Etiologies of dilated cardiomyopathy include:
- Idiopathic: The most common form of dilated cardiomyopathy is idopathic (50%) [20]. As many as 35% of all cases of idiopathic dilated cardiomyopathy are familial or inherited, with autosomal dominant, autosomal recessive, maternal, or X chromosome-linked traits [23]. Idiopathic dilated cardiomyopathy is generally associated with a poor prognosis with a five-year mortality between 20% to 50% [4]. Effective early therapeutic intervention can result in an improved prognosis [4].
- Coronary artery disease
- Post-infectious (viral): A pathogenic link exists between infectious agents (usually viral) and subsequent immune mediated myocardial damage [3]. About 21% of patients with a clinical or histologic diagnosis of acute myocarditis (viral or of unknown etiology) will progress to a dilated cardiomyopathy over a mean of 3 years [3].
- HIV infection: Dilated cardiomyopathy occurs with a prevalence
of 8-30% in HIV patients [19]. It is usually seen in patients
with advanced immunosuppression and low CD4 counts [19].

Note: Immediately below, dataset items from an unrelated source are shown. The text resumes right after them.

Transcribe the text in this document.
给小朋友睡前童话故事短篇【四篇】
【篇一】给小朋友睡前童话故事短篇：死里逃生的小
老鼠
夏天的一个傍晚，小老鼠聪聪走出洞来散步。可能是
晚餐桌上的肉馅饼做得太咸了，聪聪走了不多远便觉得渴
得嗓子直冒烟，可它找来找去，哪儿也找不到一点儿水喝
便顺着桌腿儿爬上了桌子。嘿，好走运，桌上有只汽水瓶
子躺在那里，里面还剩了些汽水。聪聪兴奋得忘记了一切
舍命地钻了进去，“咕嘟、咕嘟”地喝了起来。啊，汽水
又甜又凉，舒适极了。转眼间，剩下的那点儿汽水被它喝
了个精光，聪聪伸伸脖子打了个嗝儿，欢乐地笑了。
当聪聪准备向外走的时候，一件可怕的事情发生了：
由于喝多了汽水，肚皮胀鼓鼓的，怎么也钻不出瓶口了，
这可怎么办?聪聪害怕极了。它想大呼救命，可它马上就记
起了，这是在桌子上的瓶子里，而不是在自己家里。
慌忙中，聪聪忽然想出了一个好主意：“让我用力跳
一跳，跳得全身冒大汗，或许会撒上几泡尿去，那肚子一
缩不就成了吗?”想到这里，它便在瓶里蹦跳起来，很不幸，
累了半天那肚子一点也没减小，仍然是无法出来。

- Post partum: Peripartum cardiomyopathy is rare [20]. It is
characterized by the onset of heart failure in the last month of
pregnancy or in the first 5 months postpartum without previous
underlying heart disease [20].
- Familial
- Toxic agents:
Chemotherapeutic agents. Adriamycin (doxorubicin) is a cardiotoxic chemotherapeutic agent [2]. Acute cardiac toxicity from the agent is uncommon, transient, and should improve after about 1 week. Chronic adriamycin cardiomyopathy is generally noted to occur approximately 30 days, up to 6 months, after the last dose. Cardiac toxicity is dose dependent and is rarely seen at doses less than 400 mg/m2. Pre-existing conditions such as age greater than 70 years, underlying coronary artery disease, and adjuvant chemotherapy increase the risk for developing cardiotoxicity. Cardioprotectants such as dexrazoxane have been used to attenuate the effects of adriamycin on the heart [2].
Alcohol
Restrictive Cardiomyopathy:
Restrictive cardiomyopathy is also a pathophysiologic classification characterized by impairment of ventricular diastolic filling and diastolic volume [12]. Restrictive cardiomyopathies produce decreased left ventricular compliance which results in resistance to left atrial emptying and poor diastolic filling. Restrictive cardiomyopathy can be idiopathic or secondary to an infiltrative or storage diseases [12]. It can also be associated with myocardial disorders such as hypereosinophilic syndrome [12]. Etiologies include:
1- Sarcoid or amyloid - which produce increased left ventricular thickness associated with heterogeneous signal characteristics on MR imaging.
2- Hemochromotosis also produces a restrictive cardiomyopathy which is characterized by signal loss of the myocardium secondary to iron deposition. Patients with thalassemia major also suffer from iron overload cardiomyopathy [11].
3- Radiation fibrosis can also produce a restrictive cardiomyopathy [6].
Hemodynamic and clinical features of this disorder are difficult to distinguish from constrictive pericarditis. The pericardium should be of normal thickness in patients with restrictive cardiomyopathy, while a pericardial thickness of greater than 4 mm is typical of constrictive pericarditis [12]. On MR, in restrictive cardiomyopathy, septal convexity is maintained in all respiratory phases, whereas in constrictive pericarditis, septal flatenning can be observed in early inspiration [12].